Já a Estrada de Ferro Príncipe do Grão Pará foi construída e administrada pela Companhia Estrada de Ferro Príncipe do Grão Pará, após esta adquirir a concessão provincial de 28 de fevereiro de 1879 de Miguel e Pandiá Calógeras e arrendar a antiga Estrada de Ferro de Petrópolis. O projeto da via ficou a cargo de Joaquim M. R. Lisboa e a bitola adotada foi a de 1.000 mm (1 metro).

A fotografia


A fotografia catalogada no Arquivo Nacional sob o código BR_RJANRIO_O2_0_FOT_0201_d0006de0009, pertencente ao Fundo “Fotografias Avulsas - BR RJANRIO O2” apresenta o que seria uma locomotiva da Estrada de Ferro Príncipe do Grão Pará. A descrição da coleção em que ela se encontra é “Fotografias estrada de Ferro Príncipe do Grão-Pará em construção”.
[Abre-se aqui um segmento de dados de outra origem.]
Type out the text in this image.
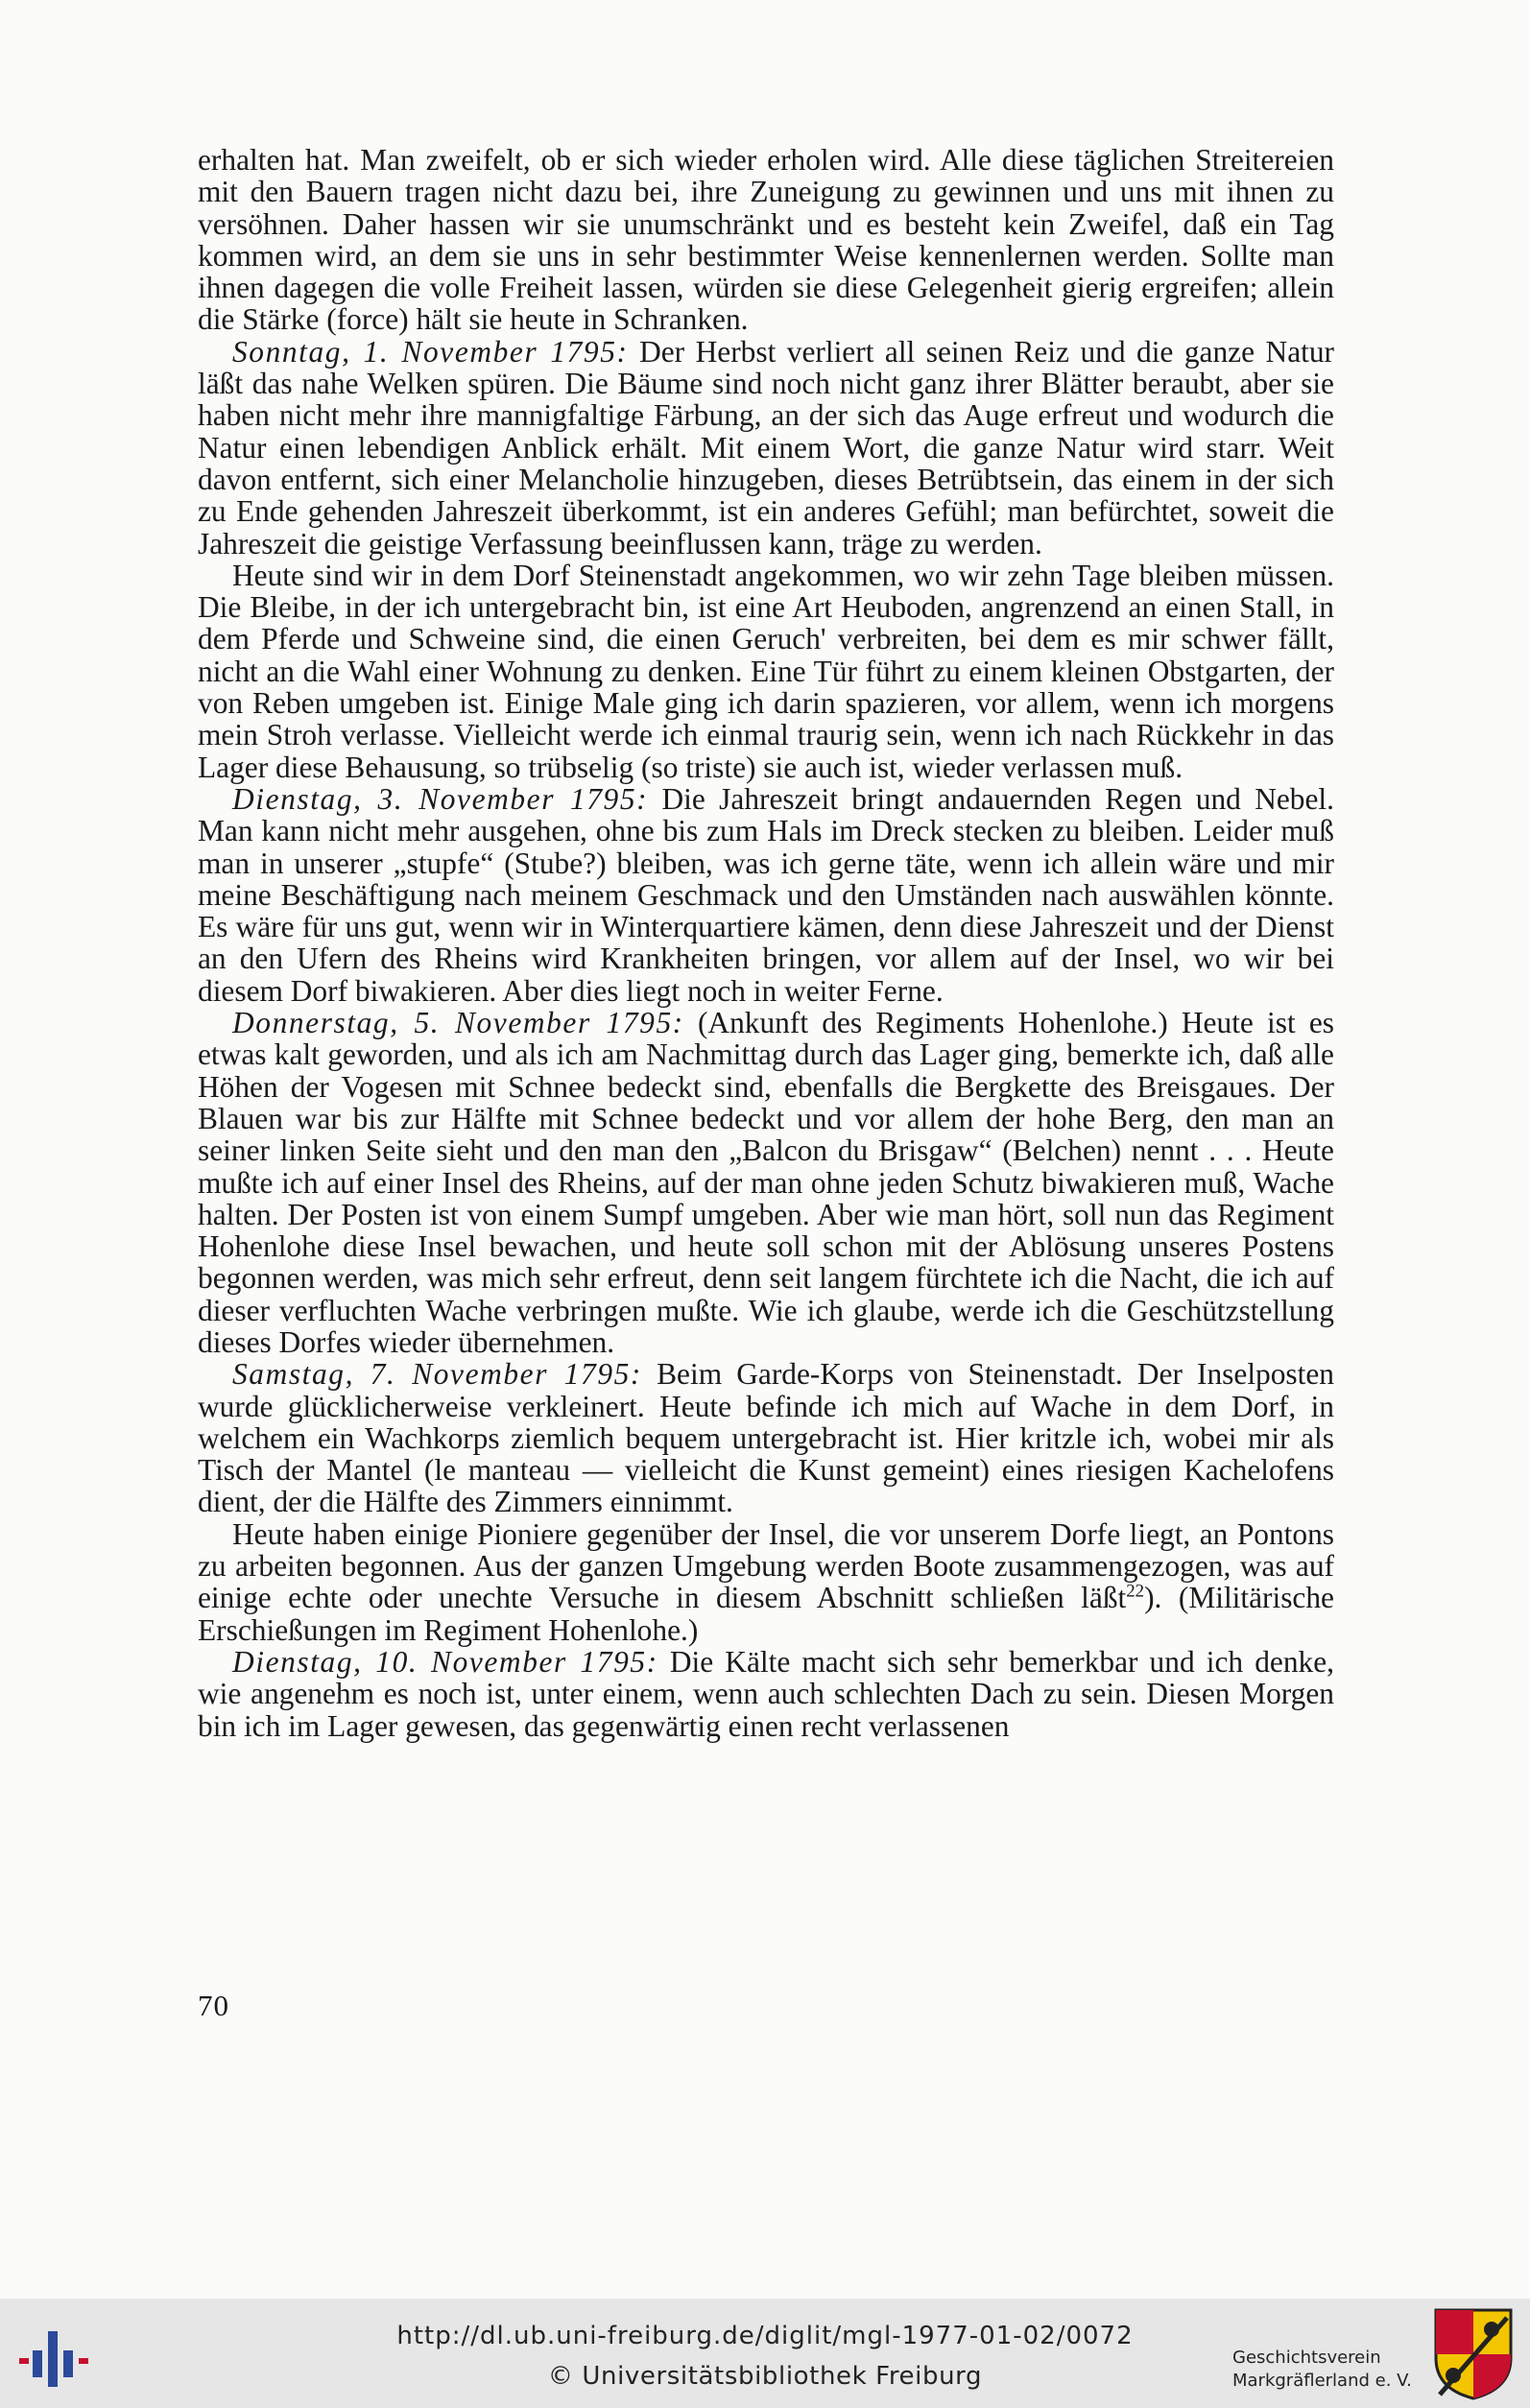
erhalten hat. Man zweifelt, ob er sich wieder erholen wird. Alle diese täglichen Streitereien mit den Bauern tragen nicht dazu bei, ihre Zuneigung zu gewinnen und uns mit ihnen zu versöhnen. Daher hassen wir sie unumschränkt und es besteht kein Zweifel, daß ein Tag kommen wird, an dem sie uns in sehr bestimmter Weise kennenlernen werden. Sollte man ihnen dagegen die volle Freiheit lassen, würden sie diese Gelegenheit gierig ergreifen; allein die Stärke (force) hält sie heute in Schranken.

Sonntag, 1. November 1795: Der Herbst verliert all seinen Reiz und die ganze Natur läßt das nahe Welken spüren. Die Bäume sind noch nicht ganz ihrer Blätter beraubt, aber sie haben nicht mehr ihre mannigfaltige Färbung, an der sich das Auge erfreut und wodurch die Natur einen lebendigen Anblick erhält. Mit einem Wort, die ganze Natur wird starr. Weit davon entfernt, sich einer Melancholie hinzugeben, dieses Betrübtsein, das einem in der sich zu Ende gehenden Jahreszeit überkommt, ist ein anderes Gefühl; man befürchtet, soweit die Jahreszeit die geistige Verfassung beeinflussen kann, träge zu werden.

Heute sind wir in dem Dorf Steinenstadt angekommen, wo wir zehn Tage bleiben müssen. Die Bleibe, in der ich untergebracht bin, ist eine Art Heuboden, angrenzend an einen Stall, in dem Pferde und Schweine sind, die einen Geruch' verbreiten, bei dem es mir schwer fällt, nicht an die Wahl einer Wohnung zu denken. Eine Tür führt zu einem kleinen Obstgarten, der von Reben umgeben ist. Einige Male ging ich darin spazieren, vor allem, wenn ich morgens mein Stroh verlasse. Vielleicht werde ich einmal traurig sein, wenn ich nach Rückkehr in das Lager diese Behausung, so trübselig (so triste) sie auch ist, wieder verlassen muß.

Dienstag, 3. November 1795: Die Jahreszeit bringt andauernden Regen und Nebel. Man kann nicht mehr ausgehen, ohne bis zum Hals im Dreck stecken zu bleiben. Leider muß man in unserer „stupfe“ (Stube?) bleiben, was ich gerne täte, wenn ich allein wäre und mir meine Beschäftigung nach meinem Geschmack und den Umständen nach auswählen könnte. Es wäre für uns gut, wenn wir in Winterquartiere kämen, denn diese Jahreszeit und der Dienst an den Ufern des Rheins wird Krankheiten bringen, vor allem auf der Insel, wo wir bei diesem Dorf biwakieren. Aber dies liegt noch in weiter Ferne.

Donnerstag, 5. November 1795: (Ankunft des Regiments Hohenlohe.) Heute ist es etwas kalt geworden, und als ich am Nachmittag durch das Lager ging, bemerkte ich, daß alle Höhen der Vogesen mit Schnee bedeckt sind, ebenfalls die Bergkette des Breisgaues. Der Blauen war bis zur Hälfte mit Schnee bedeckt und vor allem der hohe Berg, den man an seiner linken Seite sieht und den man den „Balcon du Brisgaw“ (Belchen) nennt . . . Heute mußte ich auf einer Insel des Rheins, auf der man ohne jeden Schutz biwakieren muß, Wache halten. Der Posten ist von einem Sumpf umgeben. Aber wie man hört, soll nun das Regiment Hohenlohe diese Insel bewachen, und heute soll schon mit der Ablösung unseres Postens begonnen werden, was mich sehr erfreut, denn seit langem fürchtete ich die Nacht, die ich auf dieser verfluchten Wache verbringen mußte. Wie ich glaube, werde ich die Geschützstellung dieses Dorfes wieder übernehmen.

Samstag, 7. November 1795: Beim Garde-Korps von Steinenstadt. Der Inselposten wurde glücklicherweise verkleinert. Heute befinde ich mich auf Wache in dem Dorf, in welchem ein Wachkorps ziemlich bequem untergebracht ist. Hier kritzle ich, wobei mir als Tisch der Mantel (le manteau — vielleicht die Kunst gemeint) eines riesigen Kachelofens dient, der die Hälfte des Zimmers einnimmt.

Heute haben einige Pioniere gegenüber der Insel, die vor unserem Dorfe liegt, an Pontons zu arbeiten begonnen. Aus der ganzen Umgebung werden Boote zusammengezogen, was auf einige echte oder unechte Versuche in diesem Abschnitt schließen läßt$^{22}$). (Militärische Erschießungen im Regiment Hohenlohe.)

Dienstag, 10. November 1795: Die Kälte macht sich sehr bemerkbar und ich denke, wie angenehm es noch ist, unter einem, wenn auch schlechten Dach zu sein. Diesen Morgen bin ich im Lager gewesen, das gegenwärtig einen recht verlassenen

70
http://dl.ub.uni-freiburg.de/diglit/mgl-1977-01-02/0072
© Universitätsbibliothek Freiburg
Geschichtsverein
Markgräflerland e. V.
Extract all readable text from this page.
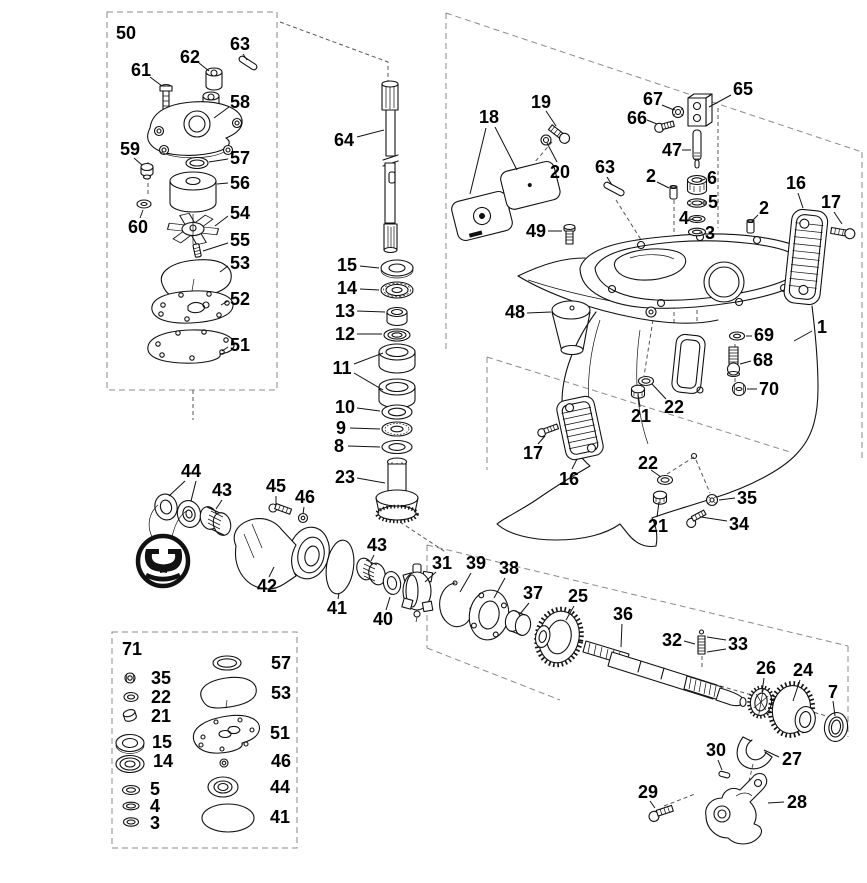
50
61
62
63
58
59	57
56
60
54
55
53
52
51
64
15
14
13
12
11
10
9
8
23
18
19
20
67
66
65
47
63 2	6
5
4
3
49
16
17
2
1
48
69
68
70
22
21
17
16
22
21
35
34
44
43 45
46
42
41
43
40
31 39 38
37 25
36
32	33
26 24
7
30	27
29	28
71
35
22
21
15
14
5
4
3
57
53
51
46
44
41
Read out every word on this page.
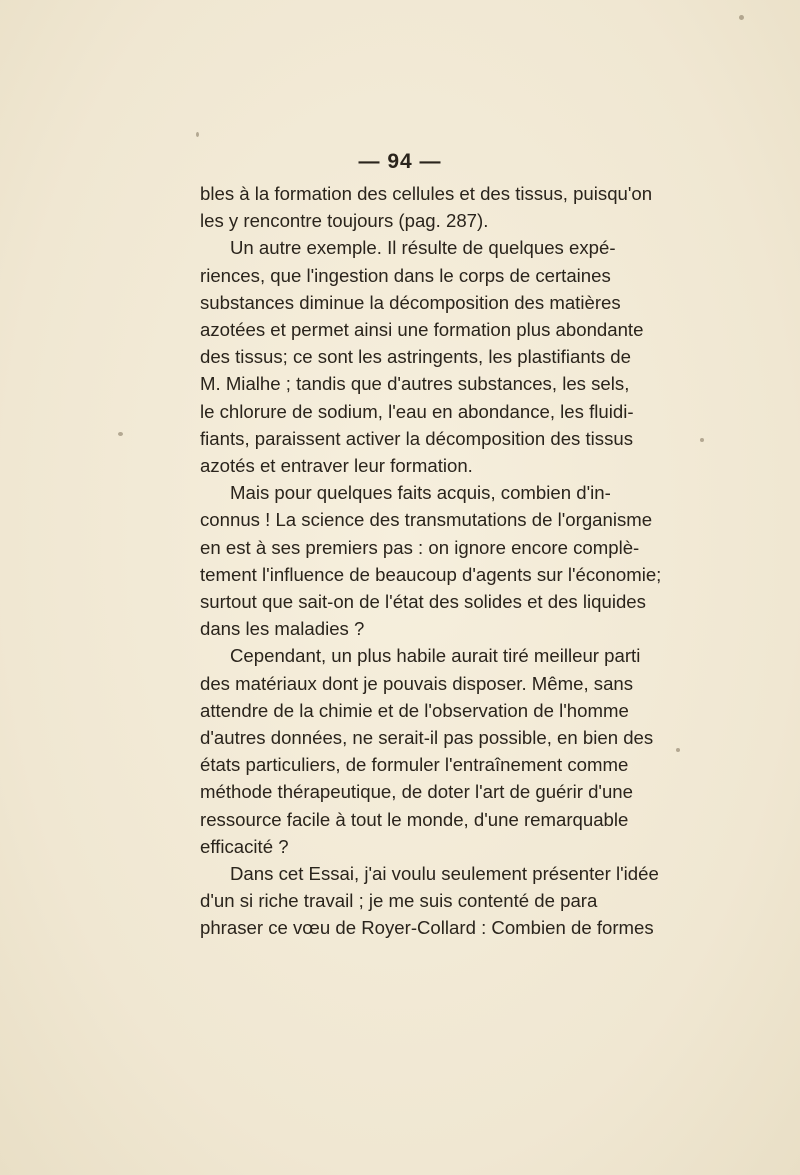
— 94 —
bles à la formation des cellules et des tissus, puisqu'on
les y rencontre toujours (pag. 287).
Un autre exemple. Il résulte de quelques expé-
riences, que l'ingestion dans le corps de certaines
substances diminue la décomposition des matières
azotées et permet ainsi une formation plus abondante
des tissus; ce sont les astringents, les plastifiants de
M. Mialhe ; tandis que d'autres substances, les sels,
le chlorure de sodium, l'eau en abondance, les fluidi-
fiants, paraissent activer la décomposition des tissus
azotés et entraver leur formation.
Mais pour quelques faits acquis, combien d'in-
connus ! La science des transmutations de l'organisme
en est à ses premiers pas : on ignore encore complè-
tement l'influence de beaucoup d'agents sur l'économie;
surtout que sait-on de l'état des solides et des liquides
dans les maladies ?
Cependant, un plus habile aurait tiré meilleur parti
des matériaux dont je pouvais disposer. Même, sans
attendre de la chimie et de l'observation de l'homme
d'autres données, ne serait-il pas possible, en bien des
états particuliers, de formuler l'entraînement comme
méthode thérapeutique, de doter l'art de guérir d'une
ressource facile à tout le monde, d'une remarquable
efficacité ?
Dans cet Essai, j'ai voulu seulement présenter l'idée
d'un si riche travail ; je me suis contenté de para
phraser ce vœu de Royer-Collard : Combien de formes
Essa imagem data de 1867, quando a Estrada de Ferro Príncipe do Grão-Pará ainda não existia. Inclusive, um dos concessionários do contrato em que ela se baseia, de 1879, ainda não havia nascido, o menino Pandiá Calógeras – que assinava junto com o pai, Miguel Calógeras.

A fotografia de 1867 retrata uma estrada de ferro tipicamente britânica, construída com trilhos laminados do tipo Bullhead de perfil de dupla cabeça (double headed rail), em bitola larga. A Estrada de Ferro Príncipe do Grão Pará foi idealizada e construída em um período de predomínio da opção por vias de bitola estreita, refletindo na escolha de Lisboa pela bitola métrica (1.000 mm). Da mesma forma, ao contrário da fixação complexa exigida pelo Bullhead, o trilho Vignole da EFPGP era fixado por pregos americanos típicos da Tredegar Iron Works, que seriam chamados popularmente, no Brasil, de “asa de barata” e “cabeça de cachorro”, dependendo do formato da cabeça. Portanto, enquanto os trilhos Bullhead exigiam maiores paramentos e peças extras, como talas e apoios de encaixe, os trilhos Vignole da EFPGP eram suportados apenas pelos pregos “asa de barata” para prendê-los aos dormentes de madeira.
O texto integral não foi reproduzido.